Revenue Management Systems (RMSs) primarily rely on quantitative data and algorithms to make decisions. However, they can incorporate subjective factors like customer preferences and brand positioning indirectly. For example, RMSs can analyze historical booking patterns and customer segmentation data to identify trends and preferences associated with different customer segments. Additionally, revenue managers can configure the RMS to prioritize certain customer segments or align pricing strategies with the brand's positioning. While RMSs may not directly interpret subjective factors, revenue managers play a crucial role in interpreting the system's recommendations in light of these subjective considerations.
Revenue managers can leverage RMSs in various ways to adapt quickly to unforeseen events beyond simply shutting down the system. Firstly, they can adjust pricing and inventory strategies dynamically in response to changing market conditions, using the RMS's forecasting capabilities to anticipate demand shifts. Additionally, RMSs can be used to analyze real-time data from alternative revenue streams or emerging markets, allowing revenue managers to diversify revenue sources and mitigate losses during crises. Furthermore, RMSs can facilitate scenario planning and sensitivity analysis, enabling revenue managers to simulate the impact of different crisis scenarios and develop contingency plans accordingly. Ultimately, RMSs serve as valuable decision support tools for revenue managers navigating unpredictable events.
Final words
There are those who say that RMS will completely take over hotel revenue management and there will no longer be any need for professionals. However, they often confuse revenue management with pricing, two concepts which are certainly not synonymous.

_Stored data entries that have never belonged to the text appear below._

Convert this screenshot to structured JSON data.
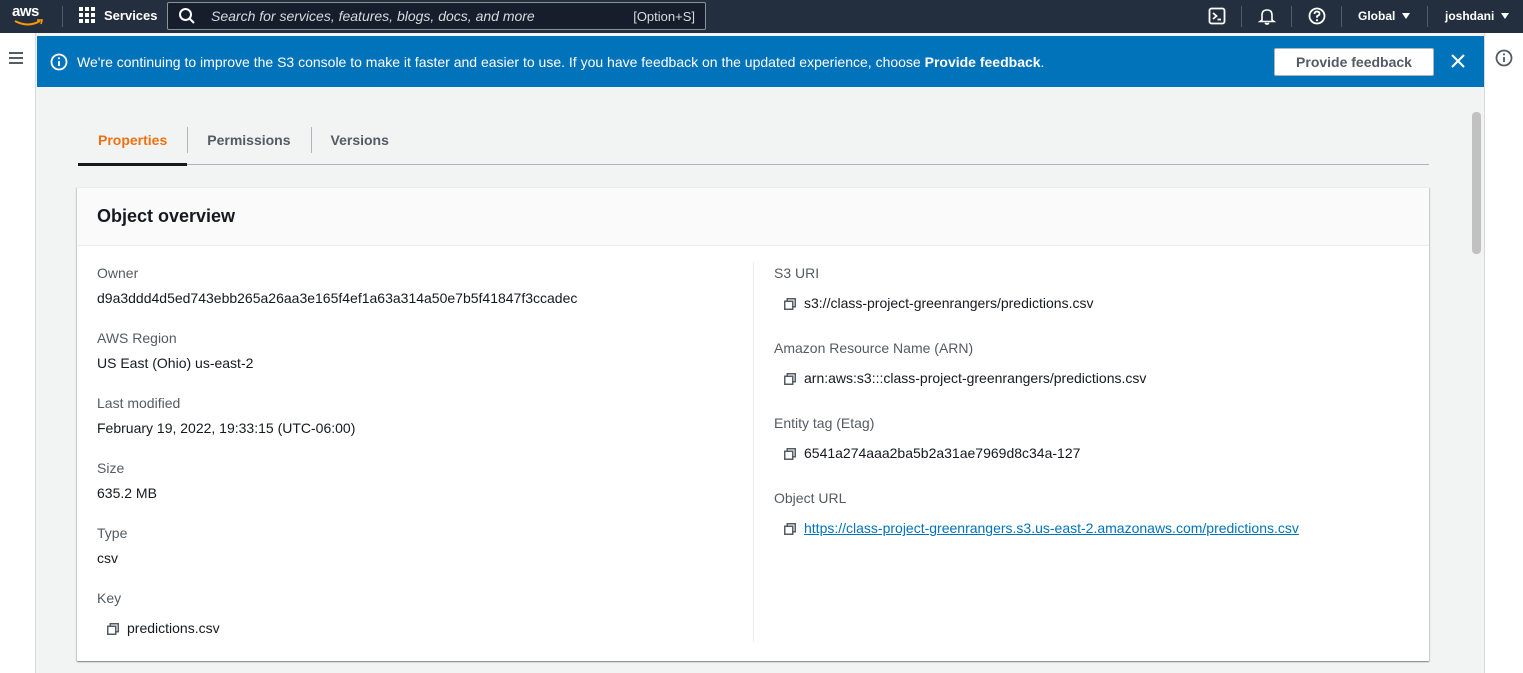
{
  "topnav": {
    "logo_text": "aws",
    "services_label": "Services",
    "search_placeholder": "Search for services, features, blogs, docs, and more",
    "search_shortcut": "[Option+S]",
    "region_label": "Global",
    "user_label": "joshdani"
  },
  "banner": {
    "message_prefix": "We're continuing to improve the S3 console to make it faster and easier to use. If you have feedback on the updated experience, choose ",
    "message_bold": "Provide feedback",
    "message_suffix": ".",
    "button_label": "Provide feedback"
  },
  "tabs": [
    {
      "label": "Properties",
      "active": true
    },
    {
      "label": "Permissions",
      "active": false
    },
    {
      "label": "Versions",
      "active": false
    }
  ],
  "overview": {
    "title": "Object overview",
    "left": [
      {
        "label": "Owner",
        "value": "d9a3ddd4d5ed743ebb265a26aa3e165f4ef1a63a314a50e7b5f41847f3ccadec"
      },
      {
        "label": "AWS Region",
        "value": "US East (Ohio) us-east-2"
      },
      {
        "label": "Last modified",
        "value": "February 19, 2022, 19:33:15 (UTC-06:00)"
      },
      {
        "label": "Size",
        "value": "635.2 MB"
      },
      {
        "label": "Type",
        "value": "csv"
      },
      {
        "label": "Key",
        "value": "predictions.csv"
      }
    ],
    "right": [
      {
        "label": "S3 URI",
        "value": "s3://class-project-greenrangers/predictions.csv"
      },
      {
        "label": "Amazon Resource Name (ARN)",
        "value": "arn:aws:s3:::class-project-greenrangers/predictions.csv"
      },
      {
        "label": "Entity tag (Etag)",
        "value": "6541a274aaa2ba5b2a31ae7969d8c34a-127"
      },
      {
        "label": "Object URL",
        "value": "https://class-project-greenrangers.s3.us-east-2.amazonaws.com/predictions.csv"
      }
    ]
  },
  "colors": {
    "topnav_bg": "#232f3e",
    "banner_bg": "#0073bb",
    "active_tab": "#ec7211",
    "link": "#0073bb"
  }
}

Although pricing can be fully automated in most cases, it is only one part of revenue management. Pricing is the end result of a complex decision-making process – and even if pricing is automated, there is always the possibility of another unexpected event that requires humans to take back control. Therefore, I am convinced that although RMS systems represent the future, they cannot function effectively without skilled revenue managers.